Arab states including all those who recognise Israel as well as Saudi
Arabia have condemned the attack. Saudi Arabia’s Crown Prince Mohammed
bin Salman who was warming to the idea of joining the so-called Abraham
Accords immediately before 7 October used his foreign ministry to state:
The Kingdom of Saudi Arabia condemns in the strongest possible
terms the heinous crime committed by the Israeli occupation forces….
The Kingdom of Saudi Arabia categorically rejects this brutal
attack which is a flagrant violation of all international laws and
norms, including international humanitarian law, and denounces the
failure of the Israeli occupation to stop its continuous attacks against
civilians despite many international appeals.

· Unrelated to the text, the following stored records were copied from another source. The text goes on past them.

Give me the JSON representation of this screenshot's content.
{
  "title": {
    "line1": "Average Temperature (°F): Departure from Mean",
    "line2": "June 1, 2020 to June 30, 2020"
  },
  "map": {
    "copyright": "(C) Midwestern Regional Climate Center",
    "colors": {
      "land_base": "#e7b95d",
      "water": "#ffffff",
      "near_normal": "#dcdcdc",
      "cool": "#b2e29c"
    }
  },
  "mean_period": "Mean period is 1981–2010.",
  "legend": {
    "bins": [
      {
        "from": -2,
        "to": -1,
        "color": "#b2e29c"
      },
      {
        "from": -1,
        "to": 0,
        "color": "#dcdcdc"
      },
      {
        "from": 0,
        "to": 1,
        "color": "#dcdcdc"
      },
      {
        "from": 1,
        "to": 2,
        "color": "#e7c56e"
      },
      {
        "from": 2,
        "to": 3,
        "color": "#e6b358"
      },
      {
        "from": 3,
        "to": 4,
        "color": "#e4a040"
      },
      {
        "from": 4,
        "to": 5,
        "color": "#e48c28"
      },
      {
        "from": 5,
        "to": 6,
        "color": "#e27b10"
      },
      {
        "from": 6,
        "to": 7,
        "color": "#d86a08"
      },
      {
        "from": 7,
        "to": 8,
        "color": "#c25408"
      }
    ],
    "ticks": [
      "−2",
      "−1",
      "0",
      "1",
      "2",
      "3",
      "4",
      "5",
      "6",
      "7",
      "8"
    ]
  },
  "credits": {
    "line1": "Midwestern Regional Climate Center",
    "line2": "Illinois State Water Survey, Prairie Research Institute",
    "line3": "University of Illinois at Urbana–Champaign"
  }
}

The United Arab Emirates, the driving force behind Arab states
normalising with Israel echoed the Saudi statement as did countries
across the Arab world. Beyond calling for restraint, Western leaders
have been conspicuous by their silence.
Whatever the facts of the Al Ahli bombing, the narrative that has
lodged points blame at the Israelis. That they reject out of hand an
independent assessment that might help to shift the narrative, that they
stick to absurd claims that are verifiably false, that they continue a
bombing campaign when what is needed is a ceasefire, that they escalate
when de-escalation would help to temper the global revulsion that has
come their way, all are a measure of a public relations war that they
have lost disastrously.
Meanwhile the region and the world is on a knife edge waiting to see
what will happen next. Now must surely be the time for Israel to step
away from the red mist of rage it has descended into.